Originalarbeit lizenziert unter CC BY 4.0 (https://creativecommons.org/licenses/by/4.0/). Dies ist eine KI-generierte Erklärung des untenstehenden Papers. Sie wurde nicht von den Autoren verfasst oder gebilligt. Für technische Genauigkeit konsultieren Sie das Originalpaper. Vollständigen Haftungsausschluss lesen

In den chaotischen Minuten nach einem schweren Unfall oder einem plötzlichen medizinischen Kollaps ist Zeit die kostbarste Ressource.
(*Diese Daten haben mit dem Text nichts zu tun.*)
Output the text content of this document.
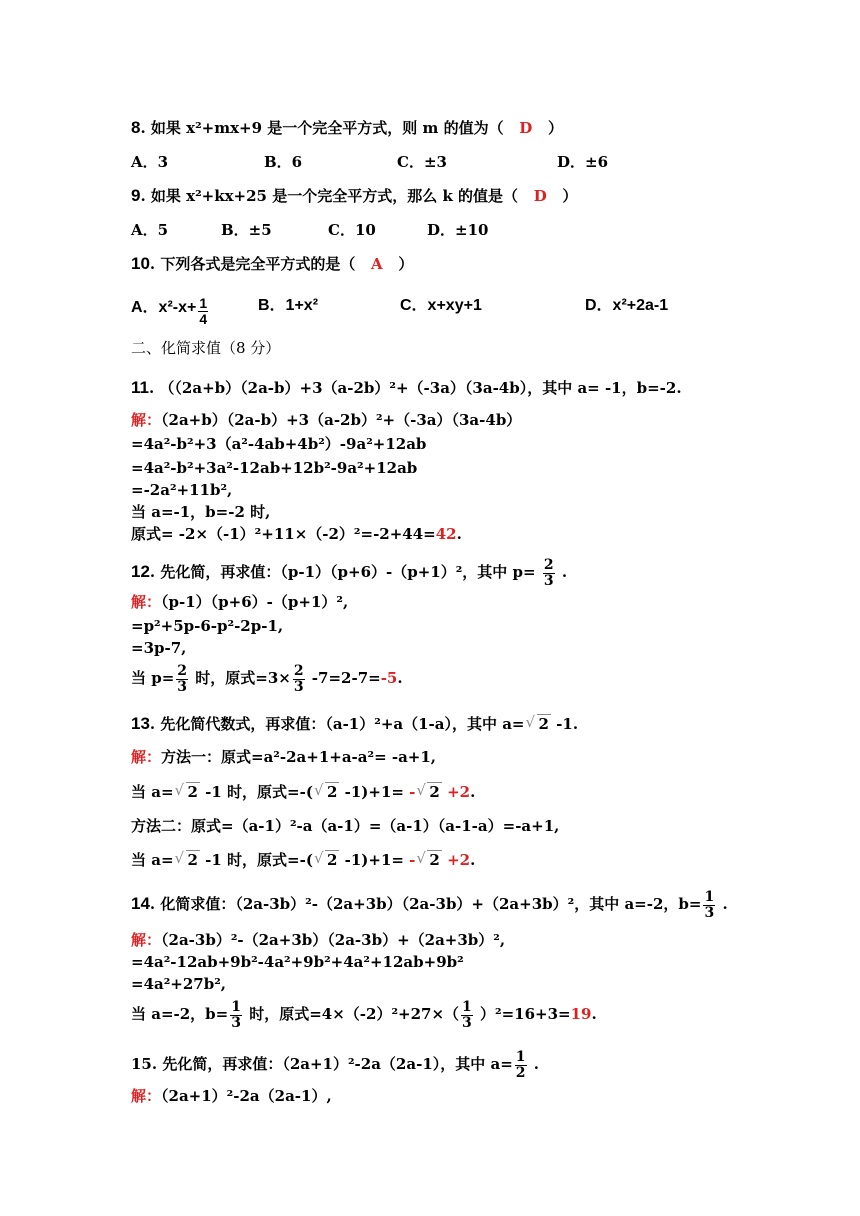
8. 如果 x²+mx+9 是一个完全平方式，则 m 的值为（ D ）
A．3	B．6	C．±3	D．±6
9. 如果 x²+kx+25 是一个完全平方式，那么 k 的值是（ D ）
A．5	B．±5	C．10	D．±10
10. 下列各式是完全平方式的是（ A ）
A．$x^2-x+ \frac{1}{4}$	B．1+x²	C．x+xy+1	D．x²+2a-1
二、化简求值（8 分）
11. （（2a+b）（2a-b）+3（a-2b）²+（-3a）（3a-4b），其中 a= -1，b=-2.
解：（2a+b）（2a-b）+3（a-2b）²+（-3a）（3a-4b）
=4a²-b²+3（a²-4ab+4b²）-9a²+12ab
=4a²-b²+3a²-12ab+12b²-9a²+12ab
=-2a²+11b²,
当 a=-1，b=-2 时,
原式= -2×（-1）²+11×（-2）²=-2+44=42.
12. 先化简，再求值：（p-1）（p+6）-（p+1）²，其中 $p= \frac{2}{3}$ .
解：（p-1）（p+6）-（p+1）²,
=p²+5p-6-p²-2p-1,
=3p-7,
当 $p= \frac{2}{3}$ 时，原式$=3\times \frac{2}{3} -7=2-7=-5$.
13. 先化简代数式，再求值：（a-1）²+a（1-a），其中 a= √ 2 -1.
解：方法一：原式=a²-2a+1+a-a²= -a+1,
当 a= √ 2 -1 时，原式=-( √ 2 -1)+1= - √ 2 +2.
方法二：原式=（a-1）²-a（a-1）=（a-1）（a-1-a）=-a+1,
当 a= √ 2 -1 时，原式=-( √ 2 -1)+1= - √ 2 +2.
14. 化简求值：（2a-3b）²-（2a+3b）（2a-3b）+（2a+3b）²，其中 a=-2，$b= \frac{1}{3}$ .
解：（2a-3b）²-（2a+3b）（2a-3b）+（2a+3b）²,
=4a²-12ab+9b²-4a²+9b²+4a²+12ab+9b²
=4a²+27b²,
当 a=-2，$b= \frac{1}{3}$ 时，原式$=4\times(-2)^2+27\times( \frac{1}{3} )^2=16+3=19$.
15. 先化简，再求值：（2a+1）²-2a（2a-1），其中 $a= \frac{1}{2}$ .
解：（2a+1）²-2a（2a-1）,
Rettungsteams, die zum Einsatzort eilen, stehen vor einer schwierigen Realität: Sie müssen lebenswichtige Entscheidungen treffen, ohne über das volle Spektrum der Labormöglichkeiten zu verfügen, die in einem Krankenhaus zur Verfügung stehen. Jahrzehntelang war der Standardansatz, den Patienten zu stabilisieren und schnell zu transportieren, wobei man sich auf körperliche Anzeichen und eine Basismonitoring verließ, um die Behandlung zu steuern. Eine bestimmte Art von Test, bekannt als Blutgasanalyse, bietet jedoch eine Möglichkeit, direkt in das chemische Gleichgewicht des Körpers zu blicken. Dieser Test misst, wie gut das Blut Sauerstoff transportiert, wie effektiv es Kohlendioxid entfernt und ob das interne Säure-Basen-Gleichgewicht des Körpers aus dem Gleichgewicht geraten ist. Er prüft auch die Werte lebenswichtiger Mineralien und Energiemarker. Während dieser Test ein routinemäßiger Bestandteil der Versorgung in Krankenhäusern ist, war es bisher selten, ihn direkt am Straßenrand oder in einem Hubschrauber einzusetzen, was vor allem auf die Komplexität der Geräte und die harten Bedingungen der Notfallmedizin zurückzuführen ist. Die Frage, vor der die moderne Notfallmedizin steht, laet sich, ob die sofortige Verfügbarkeit dieses chemischen Schnappschusses die Ergebnisse für die Patienten verändert oder ob er ein Werkzeug bleibt, das außerhalb der Klinik zu schwierig zu verwenden ist.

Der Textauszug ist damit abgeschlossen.